Amongst orchids, where the pedicel of the flower or the ovary is normally twisted, so that the labellum occupies the anterior or inferior part of the flower, it frequently happens, in cases of peloria and other changes, that the primitive position is retained, the twist does not take place, and so with other resupinate flowers. In Azaleas a curious deflexion of the parts of the flower may occasionally be met with. Fig. 112 shows an instance of this in which the corolla, the stamens and the style were abruptly bent downwards: as young flowers of this singular variety have not been examined it is difficult to form an opinion as to the cause of this variation. In one plant the change occurred in connection with the suppression of all the flowers but one in the cluster, or rather the place of the flowers was occupied by an equal number of leafy shoots.

Fig. 112.—Flower of Azalea, showing the corolla reflected.

Moquin[213] mentions a flower of Rosa alpina in which two of the petals were erect, while the remaining ones were much larger and expanded horizontally.
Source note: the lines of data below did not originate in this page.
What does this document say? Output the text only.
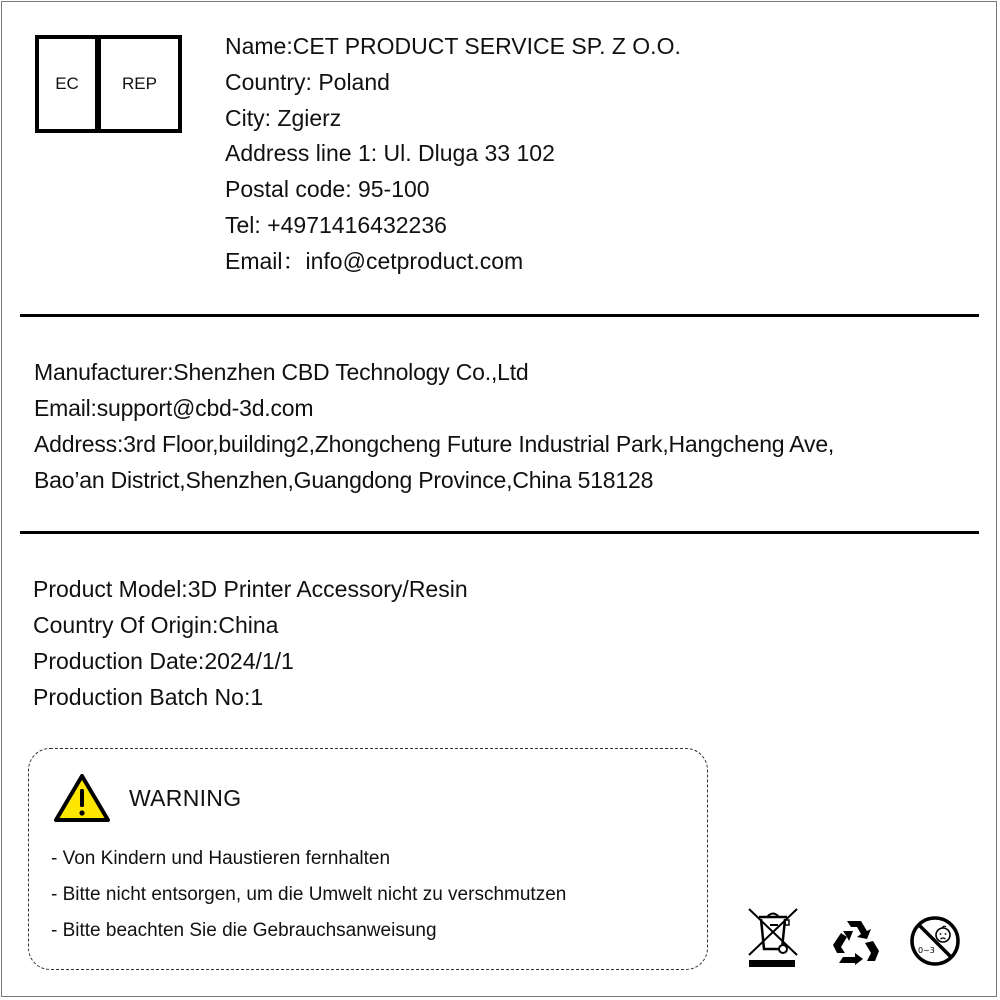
EC	REP
Name:CET PRODUCT SERVICE SP. Z O.O.
Country: Poland
City: Zgierz
Address line 1: Ul. Dluga 33 102
Postal code: 95-100
Tel: +4971416432236
Email：info@cetproduct.com
Manufacturer:Shenzhen CBD Technology Co.,Ltd
Email:support@cbd-3d.com
Address:3rd Floor,building2,Zhongcheng Future Industrial Park,Hangcheng Ave,
Bao’an District,Shenzhen,Guangdong Province,China 518128
Product Model:3D Printer Accessory/Resin
Country Of Origin:China
Production Date:2024/1/1
Production Batch No:1
WARNING
- Von Kindern und Haustieren fernhalten
- Bitte nicht entsorgen, um die Umwelt nicht zu verschmutzen
- Bitte beachten Sie die Gebrauchsanweisung
0~3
The same author quotes from M. Desmoulins the case of a species of Orobanche, in which a disjunction of the petals constituting the upper lip took place, thus liberating the style and allowing it to assume a vertical direction.
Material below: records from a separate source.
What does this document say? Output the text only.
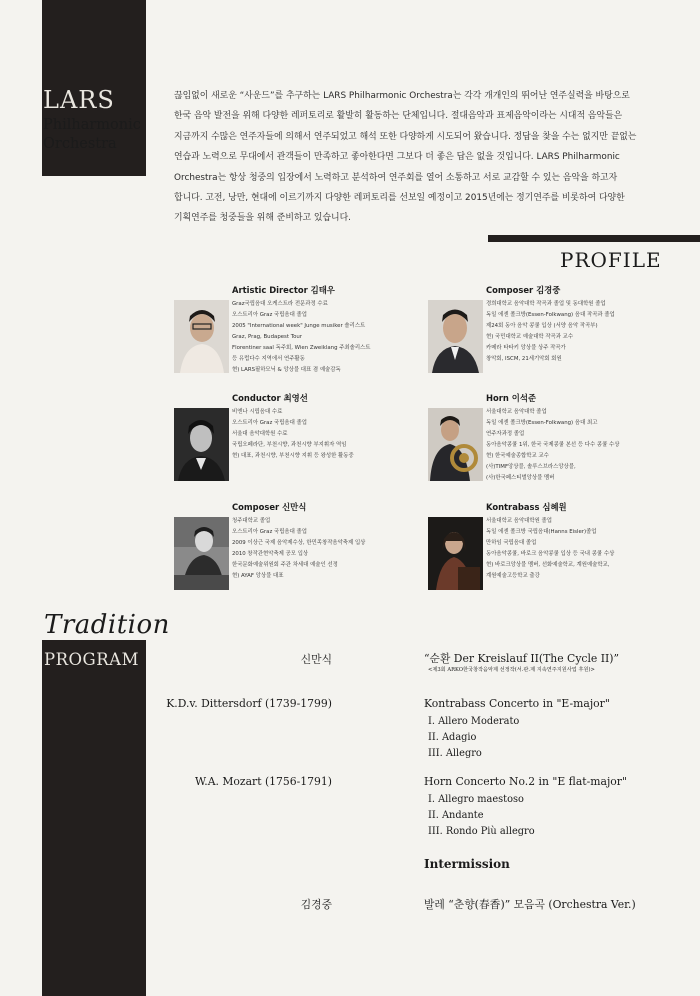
LARS
Philharmonic
Orchestra
끊임없이 새로운 “사운드”를 추구하는 LARS Philharmonic Orchestra는 각각 개개인의 뛰어난 연주실력을 바탕으로
한국 음악 발전을 위해 다양한 레퍼토리로 활발히 활동하는 단체입니다. 절대음악과 표제음악이라는 시대적 음악들은
지금까지 수많은 연주자들에 의해서 연주되었고 해석 또한 다양하게 시도되어 왔습니다. 정답을 찾을 수는 없지만 끝없는
연습과 노력으로 무대에서 관객들이 만족하고 좋아한다면 그보다 더 좋은 답은 없을 것입니다. LARS Philharmonic
Orchestra는 항상 청중의 입장에서 노력하고 분석하여 연주회를 열어 소통하고 서로 교감할 수 있는 음악을 하고자
합니다. 고전, 낭만, 현대에 이르기까지 다양한 레퍼토리를 선보일 예정이고 2015년에는 정기연주를 비롯하여 다양한
기획연주를 청중들을 위해 준비하고 있습니다.
PROFILE
Artistic Director 김태우
Graz국립음대 오케스트라 전문과정 수료
오스트리아 Graz 국립음대 졸업
2005 "International week" Junge musiker 솔리스트
Graz, Prag, Budapest Tour
Florentiner saal 독주회, Wien Zweiklang 주최솔리스트
등 유럽다수 지역에서 연주활동
현) LARS필하모닉 & 앙상블 대표 겸 예술감독
Conductor 최영선
비엔나 시립음대 수료
오스트리아 Graz 국립음대 졸업
서울대 음악대학원 수료
국립오페라단, 부천시향, 과천시향 부지휘자 역임
현) 대표, 과천시향, 부천시향 지휘 등 왕성한 활동중
Composer 신만식
청주대학교 졸업
오스트리아 Graz 국립음대 졸업
2009 이상근 국제 음악제수상, 한민족창작음악축제 입상
2010 창작관현악축제 공모 입상
한국문화예술위원회 주관 차세대 예술인 선정
현) AYAF 앙상블 대표
Composer 김경중
경희대학교 음악대학 작곡과 졸업 및 동대학원 졸업
독일 에센 폴크방(Essen-Folkwang) 음대 작곡과 졸업
제24회 동아 음악 콩쿨 입상 (서양 음악 작곡부)
현) 국민대학교 예술대학 작곡과 교수
카메라 타타키 앙상블 상주 작곡가
창악회, ISCM, 21세기악회 회원
Horn 이석준
서울대학교 음악대학 졸업
독일 에센 폴크방(Essen-Folkwang) 음대 최고
연주자과정 졸업
동아음악콩쿨 1위, 한국 국제콩쿨 본선 등 다수 콩쿨 수상
현) 한국예술종합학교 교수
(사)TIMF앙상블, 솔루스브라스앙상블,
(사)한국페스티벌앙상블 멤버
Kontrabass 심혜원
서울대학교 음악대학원 졸업
독일 에센 폴크방 국립음대(Hanns Eisler)졸업
만하임 국립음대 졸업
동아음악콩쿨, 바로크 음악콩쿨 입상 등 국내 콩쿨 수상
현) 바로크앙상블 멤버, 선화예술학교, 계원예술학교,
계원예술고등학교 출강
Tradition
PROGRAM	신만식	“순환 Der Kreislauf II(The Cycle II)”
<제3회 ARKO한국창작음악제 선정작(서.관.제 지속연주지원사업 후원)>
K.D.v. Dittersdorf (1739-1799)	Kontrabass Concerto in "E-major"
I. Allero Moderato
II. Adagio
III. Allegro
W.A. Mozart (1756-1791)	Horn Concerto No.2 in "E flat-major"
I. Allegro maestoso
II. Andante
III. Rondo Più allegro
Intermission
김경중	발레 “춘향(春香)” 모음곡 (Orchestra Ver.)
Fig. 113.—Flower of Cuphea miniata enlarged, showing protrusion and hypertrophy of an erect placenta, after Morren.

Fig. 114.—Placenta from the flower shown at fig. 113; the ovary is membranous and torn, the placenta, erect and ovuliferous, after Morren.

M. Carrière[214] has described an instance wherein two apples were joined together, a larger and a smaller one; the former was directed away from the centre of the tree as usual, while the smaller one was pointed in exactly the opposite direction. The larger fruit had the customary parchment-like carpels, the smaller was destitute of them.

Sometimes the direction assumed by one flower as an abnormal occurrence is the same as that which is proper to an allied species or genus under natural circumstances; thus flowers of the vine (Vitis) have been met with in which the petals were spreading like a star (fleurs avalidouires), as in the genus Cissus.[215]

Morren describes a curious condition in some flowers of Cuphea miniata, in which the placenta protruded through an orifice in the ovary, and losing the horizontal direction became erect (figs. 113, 114). A similar occurrence happened in Lobelia erinus. To this condition the Belgian savant gave the name of gymnaxony.[216]